CHP lideri Özel: Her sabah bambaşka bir gündemle uyanıyoruz

CHP lideri Özel: Her sabah bambaşka bir gündemle uyanıyoruz
CHP Genel Başkanı Özgür Özel Eskişehir'de düzenlenen Eğitim Zirvesi'nde yükseköğretim sorunların ele alındığı panele katıldı. Burada konuşan Özel, "Ülkemizin gündemi o kadar hızlı değişiyor ki neredeyse her sabah bambaşka bir gündemle uyanıyoruz” dedi.

Panele CHP Genel Başkan Yardımcısı Suat Özçağdaş, Eskişehir eski Büyükşehir Belediye Başkanı Prof. Dr. Yılmaz Büyükerşen, Büyükşehir Belediye Başkanı Yılmaz Büyükerşen ile çok sayıda partili katıldı.

“Bambaşka gündemle uyanıyoruz”

Panelde konuşan Genel Başkan Özgür Özel, Esenyurt Belediye’sinde yaşanan kayyım atamalarıyla ilgili konuştu.

Her güne yeni krizlerle başlanıldığına dikkat çekerek, “Bugün Eskişehir’de Yılmaz Büyükerşen hocamızın ev sahipliğinde bir toplantı gerçekleştiriyoruz. Cumhuriyet Halk Partisi'nin ülkedeki tüm sorunlara çözüm üretme ve iyilikleri anlatma çabasını yansıtan bu toplantı, ortak akılla yürütülen çalışmalardan biridir. Bugün, YÖK'ün kuruluş yıl dönümü ve bu toplantıya bölgemizin Başkan Yardımcımız Fuat Özçağdaş’ın da katılmak istediğini, partimizin bu toplantıya verdiği önemi vurgulamak için burada bulunmak istediğini biliyoruz. Ancak ülkemizin gündemi o kadar hızlı değişiyor ki neredeyse her sabah bambaşka bir gündemle uyanıyoruz” dedi.

“Bu olay nedeniyle kampımızı iptal ettik”

'Esenyurt'ta Türkiye’nin en büyük ilçelerinden birinde, Cumhuriyet Halk Partili bir belediye başkanına yapılan saldırının' ardından, gündemlerinin tamamen değiştiğini vurgulayan Özel, şöyle devam etti:

“Bu olay nedeniyle kampımızı iptal ederek İstanbul'a geçmek durumunda kaldık. Parti yönetim kurulumuz, meclis grubumuz ve diğer kurumsal organlarımızla birlikte İstanbul’da toplandık. Olağanüstü bir durumla karşı karşıya kaldığımız için olağanüstü adımlar atmak zorundaydık.

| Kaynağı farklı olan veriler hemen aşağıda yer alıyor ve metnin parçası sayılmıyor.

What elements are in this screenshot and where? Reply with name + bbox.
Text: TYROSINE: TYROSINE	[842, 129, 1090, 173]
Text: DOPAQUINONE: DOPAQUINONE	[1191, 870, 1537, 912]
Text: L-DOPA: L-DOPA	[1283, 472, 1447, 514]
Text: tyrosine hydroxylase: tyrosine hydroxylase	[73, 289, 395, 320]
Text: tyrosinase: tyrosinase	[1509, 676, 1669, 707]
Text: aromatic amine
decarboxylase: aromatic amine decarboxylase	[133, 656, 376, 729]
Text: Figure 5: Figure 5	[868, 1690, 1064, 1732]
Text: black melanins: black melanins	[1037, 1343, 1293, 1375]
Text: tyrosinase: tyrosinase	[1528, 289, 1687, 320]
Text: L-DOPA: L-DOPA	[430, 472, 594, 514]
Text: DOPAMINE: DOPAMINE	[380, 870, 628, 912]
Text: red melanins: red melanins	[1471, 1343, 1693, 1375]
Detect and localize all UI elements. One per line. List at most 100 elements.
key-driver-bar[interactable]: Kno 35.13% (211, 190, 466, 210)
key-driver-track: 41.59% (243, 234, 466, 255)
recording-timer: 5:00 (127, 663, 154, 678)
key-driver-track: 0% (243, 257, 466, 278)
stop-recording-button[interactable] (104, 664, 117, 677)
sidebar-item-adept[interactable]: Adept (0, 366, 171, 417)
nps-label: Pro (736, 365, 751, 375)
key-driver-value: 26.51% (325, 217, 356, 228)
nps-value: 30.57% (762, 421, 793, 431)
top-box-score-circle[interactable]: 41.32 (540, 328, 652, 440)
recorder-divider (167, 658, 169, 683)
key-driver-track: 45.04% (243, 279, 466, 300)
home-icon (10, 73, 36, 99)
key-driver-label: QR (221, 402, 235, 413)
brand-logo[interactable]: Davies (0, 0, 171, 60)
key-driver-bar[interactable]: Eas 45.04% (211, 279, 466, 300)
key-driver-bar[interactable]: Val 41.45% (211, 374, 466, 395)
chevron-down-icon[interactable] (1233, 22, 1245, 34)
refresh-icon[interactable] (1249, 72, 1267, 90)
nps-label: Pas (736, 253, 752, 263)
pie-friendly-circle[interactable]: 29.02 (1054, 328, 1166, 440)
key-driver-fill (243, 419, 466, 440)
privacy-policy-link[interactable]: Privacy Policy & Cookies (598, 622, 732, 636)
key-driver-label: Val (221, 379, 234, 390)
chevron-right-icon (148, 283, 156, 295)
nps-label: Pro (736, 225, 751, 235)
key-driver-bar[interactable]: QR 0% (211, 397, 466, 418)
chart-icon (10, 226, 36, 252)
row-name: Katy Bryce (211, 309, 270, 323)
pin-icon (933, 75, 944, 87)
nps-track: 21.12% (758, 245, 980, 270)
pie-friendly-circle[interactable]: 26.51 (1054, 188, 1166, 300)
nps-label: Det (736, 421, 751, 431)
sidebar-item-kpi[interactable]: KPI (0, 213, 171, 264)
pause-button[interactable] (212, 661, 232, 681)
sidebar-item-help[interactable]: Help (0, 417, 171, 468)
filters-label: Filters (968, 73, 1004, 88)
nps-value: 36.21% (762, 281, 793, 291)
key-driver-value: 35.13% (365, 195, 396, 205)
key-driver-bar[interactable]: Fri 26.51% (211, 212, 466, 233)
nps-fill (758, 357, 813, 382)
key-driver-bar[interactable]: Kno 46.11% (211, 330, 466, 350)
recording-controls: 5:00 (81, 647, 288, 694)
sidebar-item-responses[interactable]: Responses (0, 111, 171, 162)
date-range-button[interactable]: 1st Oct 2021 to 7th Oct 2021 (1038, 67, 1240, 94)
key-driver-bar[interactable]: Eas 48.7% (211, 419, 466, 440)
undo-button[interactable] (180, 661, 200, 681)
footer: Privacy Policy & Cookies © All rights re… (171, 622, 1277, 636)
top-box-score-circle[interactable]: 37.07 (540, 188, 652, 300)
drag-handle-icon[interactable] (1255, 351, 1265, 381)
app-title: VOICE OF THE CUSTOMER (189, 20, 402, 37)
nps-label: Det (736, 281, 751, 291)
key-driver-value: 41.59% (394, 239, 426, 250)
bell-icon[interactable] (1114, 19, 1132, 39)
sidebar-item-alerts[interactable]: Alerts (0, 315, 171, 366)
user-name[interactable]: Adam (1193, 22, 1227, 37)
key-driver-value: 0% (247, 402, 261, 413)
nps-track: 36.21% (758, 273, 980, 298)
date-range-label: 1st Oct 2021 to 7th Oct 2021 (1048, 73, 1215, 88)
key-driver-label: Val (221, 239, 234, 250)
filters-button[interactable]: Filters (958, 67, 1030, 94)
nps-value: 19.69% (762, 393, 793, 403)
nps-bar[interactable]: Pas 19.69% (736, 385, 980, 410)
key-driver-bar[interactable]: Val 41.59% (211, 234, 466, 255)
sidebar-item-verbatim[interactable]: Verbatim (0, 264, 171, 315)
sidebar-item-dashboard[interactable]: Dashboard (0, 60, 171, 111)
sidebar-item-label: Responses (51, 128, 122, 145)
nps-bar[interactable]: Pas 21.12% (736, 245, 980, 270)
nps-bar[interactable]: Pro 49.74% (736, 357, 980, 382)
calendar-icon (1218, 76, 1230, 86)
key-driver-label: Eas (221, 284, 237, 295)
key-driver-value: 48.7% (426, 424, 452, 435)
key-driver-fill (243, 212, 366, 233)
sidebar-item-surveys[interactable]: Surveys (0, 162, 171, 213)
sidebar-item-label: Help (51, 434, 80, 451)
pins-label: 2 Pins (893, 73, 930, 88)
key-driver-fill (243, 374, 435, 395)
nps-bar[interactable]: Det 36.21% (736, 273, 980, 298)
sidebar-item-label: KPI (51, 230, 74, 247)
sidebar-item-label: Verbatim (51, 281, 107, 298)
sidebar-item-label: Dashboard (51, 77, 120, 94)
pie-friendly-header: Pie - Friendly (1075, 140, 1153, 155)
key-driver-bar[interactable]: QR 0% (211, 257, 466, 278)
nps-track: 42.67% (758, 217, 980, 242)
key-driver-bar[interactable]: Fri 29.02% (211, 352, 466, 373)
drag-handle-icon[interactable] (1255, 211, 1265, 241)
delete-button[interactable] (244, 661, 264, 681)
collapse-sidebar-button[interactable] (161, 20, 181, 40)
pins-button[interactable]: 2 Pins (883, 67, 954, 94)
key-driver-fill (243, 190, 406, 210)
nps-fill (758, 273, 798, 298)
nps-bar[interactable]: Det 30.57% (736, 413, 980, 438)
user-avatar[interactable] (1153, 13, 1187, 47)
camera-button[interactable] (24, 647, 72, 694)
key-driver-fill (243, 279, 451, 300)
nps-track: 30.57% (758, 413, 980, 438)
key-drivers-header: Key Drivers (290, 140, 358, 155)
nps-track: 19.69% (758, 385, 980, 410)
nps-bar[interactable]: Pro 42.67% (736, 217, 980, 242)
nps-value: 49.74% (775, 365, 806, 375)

Ancak bu toplantıyı iptal etmememizin bir sebebi var. Mustafa Kemal Atatürk, Temmuz 1921’de, Kurtuluş Savaşı’nın en zor günlerinde, Yunan ordusunun Kütahya’dan Ankara’ya doğru ilerlediği bir süreçte bile eğitim politikalarını tartışmak için zaman yaratmıştı. En olağanüstü gündemlerde bile eğitim konusunu konuşmak, kurucu irademizin bir göstergesidir. Bu yüzden, bugün tüm ağır siyasi gündeme rağmen Eskişehir’deyiz. Maalesef, ülkemiz adalet krizini derin bir şekilde yaşıyor. Adaleti, hukuku, demokrasiyi, eşitliği öğretenler; yerel yönetim, güvenlik politikaları ve iletişimi öğreten akademisyenler, ülkemizin çağdaş bir şekilde yönetilmesi için gerekli olan nitelikli bireyleri yetiştiriyor. Ancak bugün, akademik özerkliğin askıya alınması ve kayyum atamaları gibi durumlar, bu değerli akademisyenleri hedef alıyor. Kazanılmış hukuki haklar bile yerine getirilmiyor. Ben, programın açılış konuşmasını yaparken, burada üretilen sonuçların çok anlamlı olacağına inanıyorum. Bugün, YÖK’ün kuruluşunun üzerinden 43 yıl geçti. 1980 darbesinden önce Türkiye’de özgür bir tartışma ortamı vardı, sendikal haklara sahip işçiler bulunuyordu. Ancak darbenin ardından, düşünce özgürlüğünü baskı altına almayı hedefleyen bir sistem kuruldu. Yükseköğretim Kurumu (YÖK), sosyal demokrasiye, farklı düşüncelere tahammülü olmayan bir yapının ürünü olarak kuruldu ve üniversitelerin özerkliğini sınırlayan bir vesayet makamı olarak yapılandırıldı. Kurulduğu andan itibaren, üniversitelerin her adımında bu anlayış hakim oldu ve akademik özgürlükler giderek kısıtlandı."